Dia quinze, como todo dia Zuza metido nos seus pensamentos: “200 contos... 200 contos, dia trinta... Zuza você é um homem de sorte... 200 contos...”
Dia vinte e três: “200 contos... dia trinta à tarde... Que Deus a tenha dona Mocinha... Deus te abençoe dona Mocinha... 200 contos... Rua das cobras... A noite vai ser curta”.
Dia trinta: “É hoje à tarde... 200 contos... Zuza se prepare, vou comprar um terno na venda do seu Filó... um terno novinho...um chapéu de massa... Zuza você vai ficar bonito num terno novo... Zuza... à noite na rua das cobras... Eta Zuza só vai dá você”

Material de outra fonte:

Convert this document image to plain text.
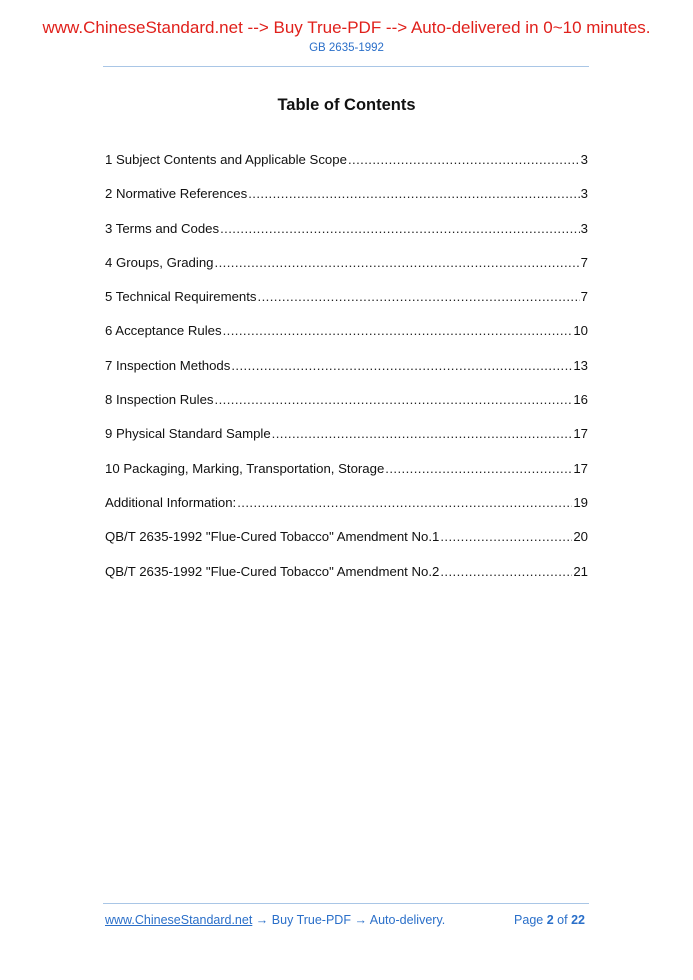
www.ChineseStandard.net --> Buy True-PDF --> Auto-delivered in 0~10 minutes.
GB 2635-1992
Table of Contents
1 Subject Contents and Applicable Scope .....	3
2 Normative References .....	3
3 Terms and Codes .....	3
4 Groups, Grading .....	7
5 Technical Requirements .....	7
6 Acceptance Rules .....	10
7 Inspection Methods .....	13
8 Inspection Rules .....	16
9 Physical Standard Sample .....	17
10 Packaging, Marking, Transportation, Storage .....	17
Additional Information: .....	19
QB/T 2635-1992 "Flue-Cured Tobacco" Amendment No.1 .....	20
QB/T 2635-1992 "Flue-Cured Tobacco" Amendment No.2 .....	21
www.ChineseStandard.net → Buy True-PDF → Auto-delivery.	Page 2 of 22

Lá pelo meio dia a difusora anuncia: “É com imenso pesar que anunciamos o triste falecimento de Armanda Magalhães, na intimidade dona Armandinha...”
Zuza que estava martelando uns pregos na bigorna ouvia a triste notícia, coisa que lhe tirou a atenção acertando o martelo no dedo indicador... “Minha virgem, meus réis, meus 200 contos... ó virgem... meu dinheiro”
À noite no velório dona Armandinha estava linda, toda vestida de branco, uma coroa de flores e um belo par de sapatos de couro novinhos. Zuza nem quis olhar para a defunta. “Adeus 200 contos de réis”.